DeletedUser wrote: ↑Mon Nov 27, 2023 4:35 pm
twocoach wrote: ↑Mon Nov 27, 2023 4:07 pm
DeletedUser wrote: ↑Mon Nov 27, 2023 3:21 pm
I think our prison guards should focus on protecting the inmates who actually deserve protecting first and foremost since protecting everyone at every moment is not realistic.
Anyway, fantasy land is fun. But prison justice always has and always will exist. Especially for rapists/child molestors and white cops who publicly kill black people. No way to reduce it to 0. Our prisons are relatively safe. Only 143 murders in United States prisons in 2022.
Yeah, I'll take a hard pass on letting those employed as prison guards have any say in who does and does not deserve to be protected.
All we're saying is that we need to constantly evaluate and improve our systems with the intention to try to keep all inmates safe and to not look at some of them as not worthy of that consideration. All humans deserve that if they are incarcerated.

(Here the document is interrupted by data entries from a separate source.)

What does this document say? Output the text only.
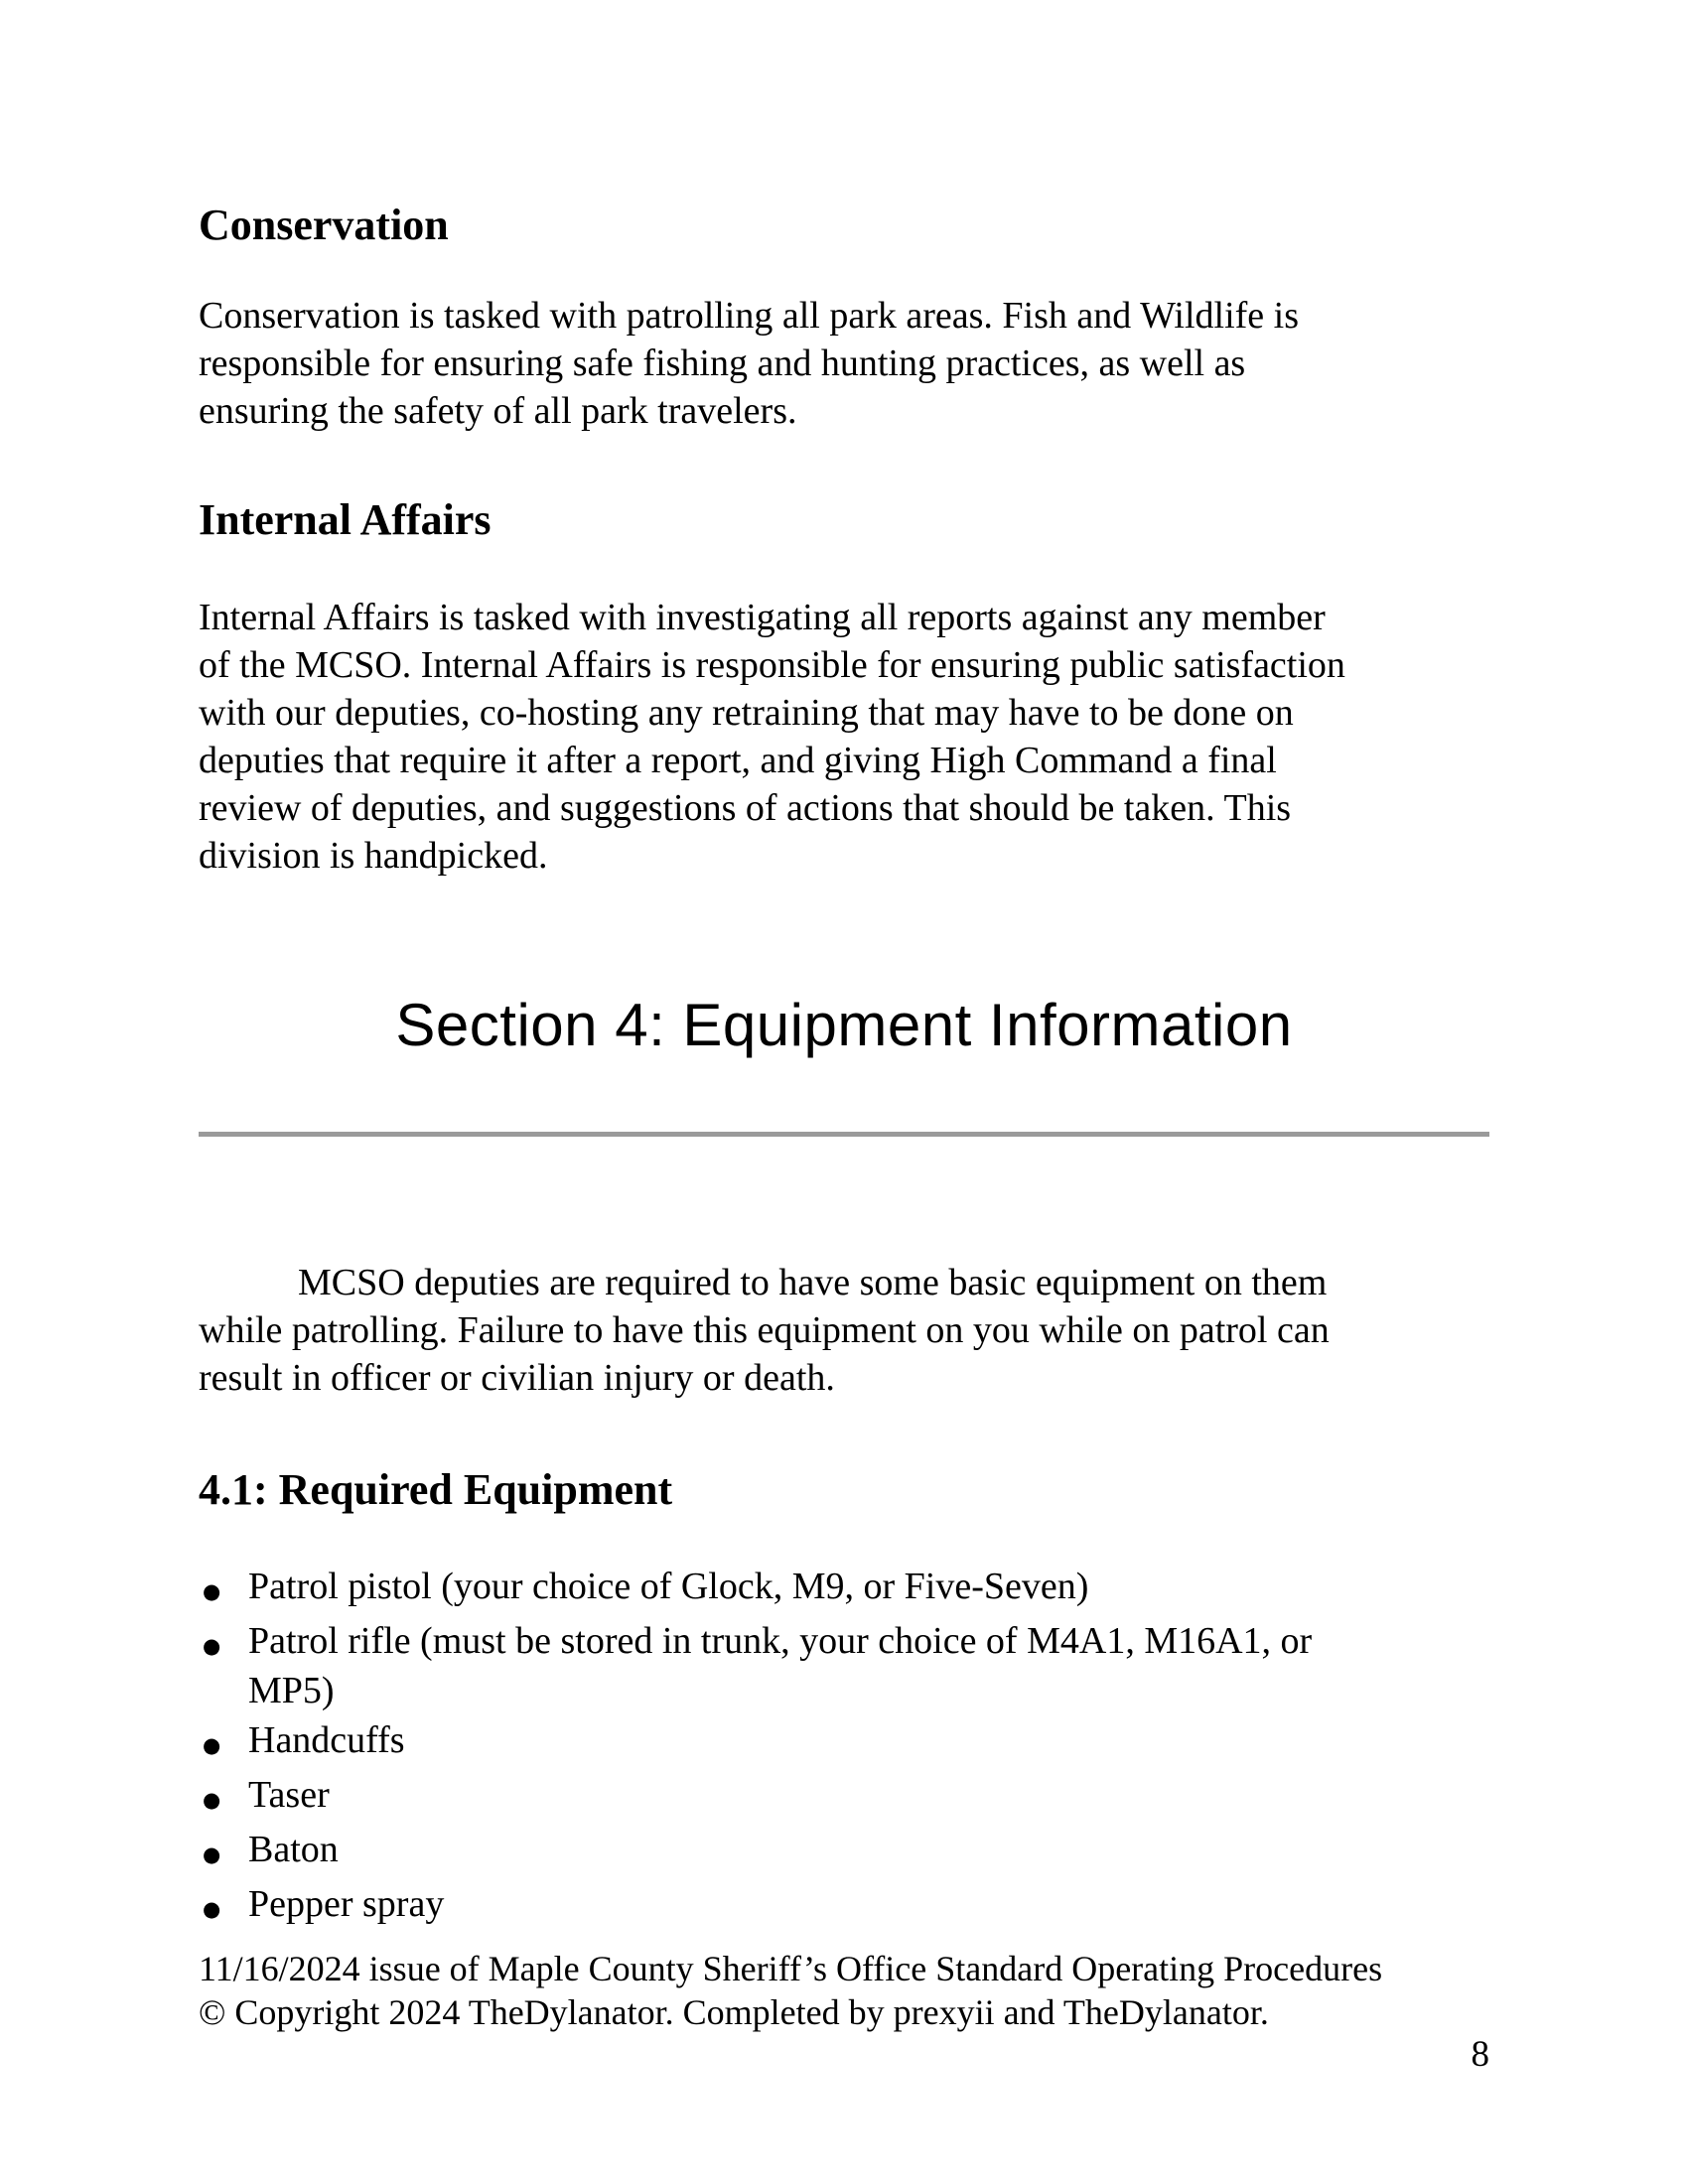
Conservation

Conservation is tasked with patrolling all park areas. Fish and Wildlife is
responsible for ensuring safe fishing and hunting practices, as well as
ensuring the safety of all park travelers.

Internal Affairs

Internal Affairs is tasked with investigating all reports against any member
of the MCSO. Internal Affairs is responsible for ensuring public satisfaction
with our deputies, co-hosting any retraining that may have to be done on
deputies that require it after a report, and giving High Command a final
review of deputies, and suggestions of actions that should be taken. This
division is handpicked.

Section 4: Equipment Information

MCSO deputies are required to have some basic equipment on them
while patrolling. Failure to have this equipment on you while on patrol can
result in officer or civilian injury or death.

4.1: Required Equipment
● Patrol pistol (your choice of Glock, M9, or Five-Seven)
● Patrol rifle (must be stored in trunk, your choice of M4A1, M16A1, or
MP5)
● Handcuffs
● Taser
● Baton
● Pepper spray
11/16/2024 issue of Maple County Sheriff’s Office Standard Operating Procedures
© Copyright 2024 TheDylanator. Completed by prexyii and TheDylanator.
8
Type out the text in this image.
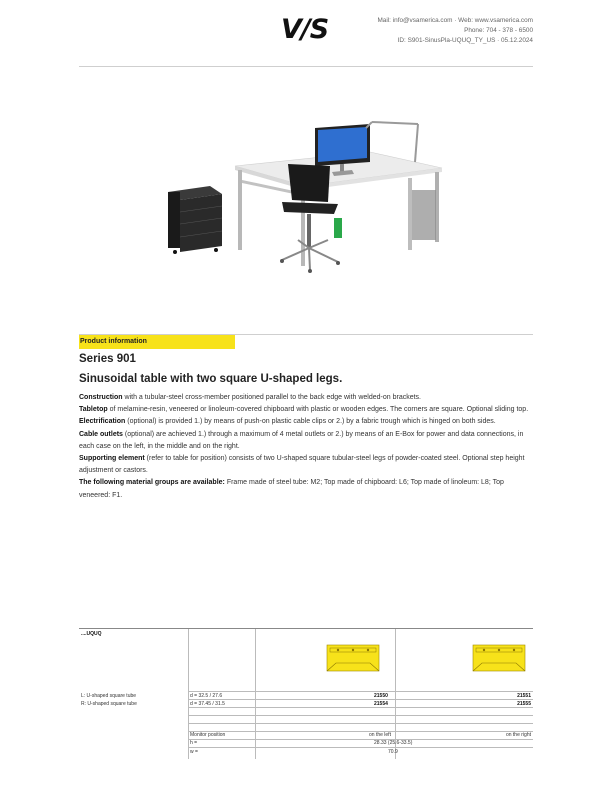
V/S	Mail: info@vsamerica.com · Web: www.vsamerica.com
Phone: 704 - 378 - 6500
ID: S901-SinusPla-UQUQ_TY_US · 05.12.2024
Product information
Series 901
Sinusoidal table with two square U-shaped legs.

Construction with a tubular-steel cross-member positioned parallel to the back edge with welded-on brackets.

Tabletop of melamine-resin, veneered or linoleum-covered chipboard with plastic or wooden edges. The corners are square. Optional sliding top.

Electrification (optional) is provided 1.) by means of push-on plastic cable clips or 2.) by a fabric trough which is hinged on both sides.

Cable outlets (optional) are achieved 1.) through a maximum of 4 metal outlets or 2.) by means of an E-Box for power and data connections, in each case on the left, in the middle and on the right.

Supporting element (refer to table for position) consists of two U-shaped square tubular-steel legs of powder-coated steel. Optional step height adjustment or castors.

The following material groups are available: Frame made of steel tube: M2; Top made of chipboard: L6; Top made of linoleum: L8; Top veneered: F1.

....UQUQ
L: U-shaped square tube
R: U-shaped square tube
d = 32.5 / 27.6	21550	21551
d = 37.45 / 31.5	21554	21555
Monitor position	on the left	on the right
h =	28.33 (25.6-33.5)
w =	70.9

I get what you're (and they're) saying, I have already agreed with a lot of it. It's not complicated.
I personally don't feel all humans who are incarcerated deserve to be safe from harm. I think "SOME" inmates, NOT "all" or "most" or even "many", deserve to endure the prison justice they inevitably receive. No need to go round and round about it. You came a few hours too late for that probably. The other posters already covered everything you have said since they feel the same as you, you're just repeating them at this point. I am comfortable with a certain amount of "prison justice", just as I am comfortable with a certain amount of "street justice". We all have a different appetite for violence and it's place in society.
Omar says a mans got to have a code. I agree with Omar.
But I do think it's funny out one side of your mouth you make a degrading comment about prison guards and the other side of your mouth you're expecting them to do the impossible task of reduce violent crime inside prisons to 0.
I still think you're coming at this from too narrow and specific of an angle. It's easy to pick and choose offenders who "deserve" what's coming to them in prison.
I've said my piece about innocent people ending up shivved. I stand by those points.
I'll also add that a system that turns a blind eye to vigilante justice puts others at risk in other ways.
What about a non-violent inmate who is forced by the vigilantes to open a door or get a weapon or watch for guards? That guy either commits a crime (and jeopardizes his "good time"), or gets on the vigilante's bad side.
What about an ill or injured inmate, whose access to EXTREMELY limited resources is bumped down the list because a guy got shivved?
What about the staff, who might get caught up in the fight themselves?
What about uninvolved inmates, who lose privileges because their cellmate takes it upon himself to do what the judge did not?
And so on.
I'm not naive. Vigilante justice will happen inside prisons, just like it will happen outside of them. But just because we are dealing with convicted criminals - people we like to not think much about, thank you very much - does not mean we should be any more tolerant of vigilante justice within prisons as without.